La gravité de la crise est telle qu’il est difficile d’en entrevoir l’issue. Cependant, comment expliquer que Maduro arrive à se maintenir au pouvoir malgré une crise économique et sociale aussi profonde ? De quels appuis populaires bénéficie-t-il encore ? L’autoritarisme croissant dont il fait preuve est fortement contesté. Mais le respect de l’autonomie des mouvements sociaux et du mouvement syndical n’a jamais été le point fort du chavisme [20]. Les clivages entre autonomie ou dépendance à l’égard du gouvernement, la priorité donnée à la défense de la révolution sur la défense des droits des salariés ont provoqué de nombreuses ruptures au sein des organisations syndicales. Néanmoins, le gouvernement continue de bénéficier du soutien d’une partie du peuple, remarque un universitaire. « Avec Chávez, des changements politico-culturels se sont produits, avec un transfert de pouvoir à la population. Elle avait un sentiment de dignité. Elle se sentait en capacité d’influer sur son propre avenir et comme faisant partie d’un processus de transformation et non plus comme un groupe marginalisé qui, auparavant, n’était même pas présent dans le discours politique. Cela a contribué à construire cette forte loyauté qui est toujours présente, même si les gens vivent aujourd’hui dans de pires conditions qu’avant Chávez. Il existe tout un système de clientélisme et de contrôle politique : de nombreuses familles dépendent surtout des programmes gouvernementaux. Mais il faut prendre en compte la dimension politico-culturelle du chavisme. Sans cette grande fidélité, qui se nourrit des premières années du processus bolivarien, le contrôle clientéliste ne fonctionnerait pas du tout. Mais il y a un autre élément de stabilité : la crainte de perdre tous les droits acquis en cas de victoire de l’opposition ». Rafael Uzcategui, coordinateur de Provea, une ONG qui défend les droits de l’homme, confirme : « l’opposition n’a pas su proposer un projet de pays crédible ».

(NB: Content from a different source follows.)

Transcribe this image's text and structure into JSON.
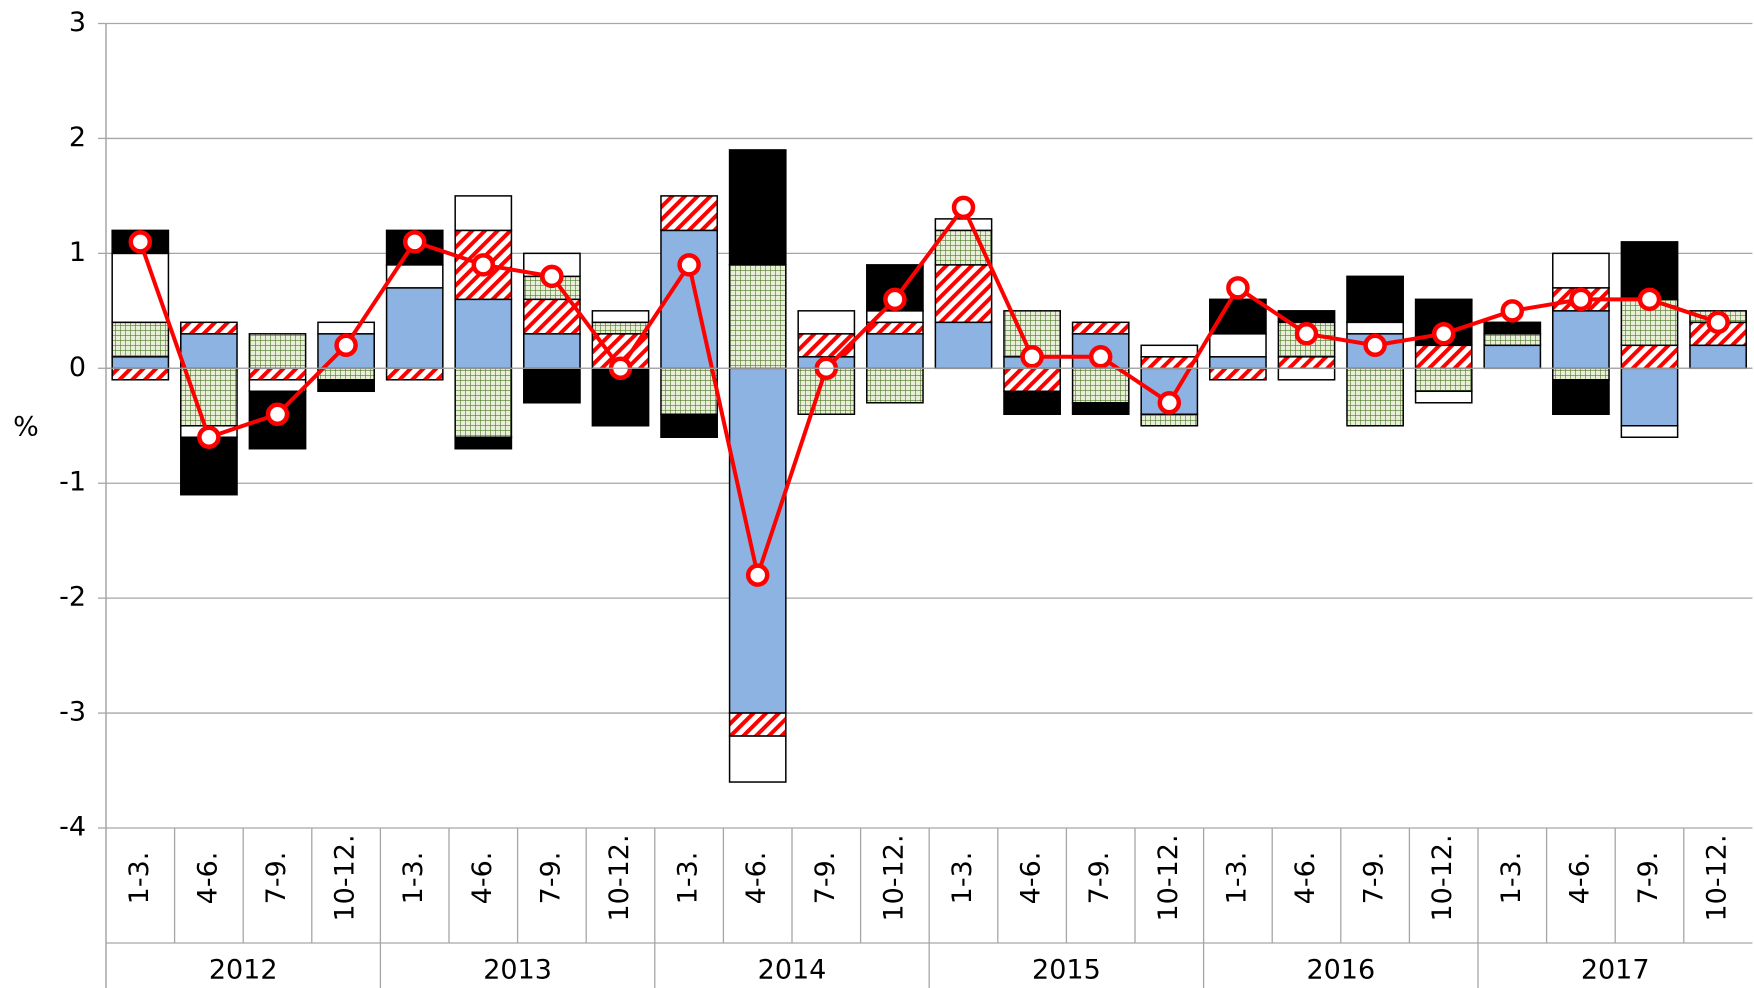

L’échec des gouvernements progressistes latino-américains, appuyés sur des mouvements populaires massifs, soulève à nouveau des questions fondamentales. Comment développer une politique économique de« protectionnisme solidaire » , telle que l’a menée Chávez, dans le cadre de la mondialisation et des sanctions américaines ? Comment diversifier les ressources économiques et garantir la souveraineté alimentaire dans le cadre d’un développement durable respectueux de l’environnement ? L’appareil d’État, ses institutions, sont restés inchangés au Brésil avec le résultat que l’on sait. Les remaniements institutionnels impulsés par Chavez n’ont pas permis d’approfondir le processus révolutionnaire bolivarien. Finalement, comment affronter les oligarchies nationales, comment faire face à la violence impériale, enfin quelle est la légitimité démocratique possible dans un pays en guerre ? Quarante ans après la chute des dictatures, ces questions stratégiques restent sans réponse.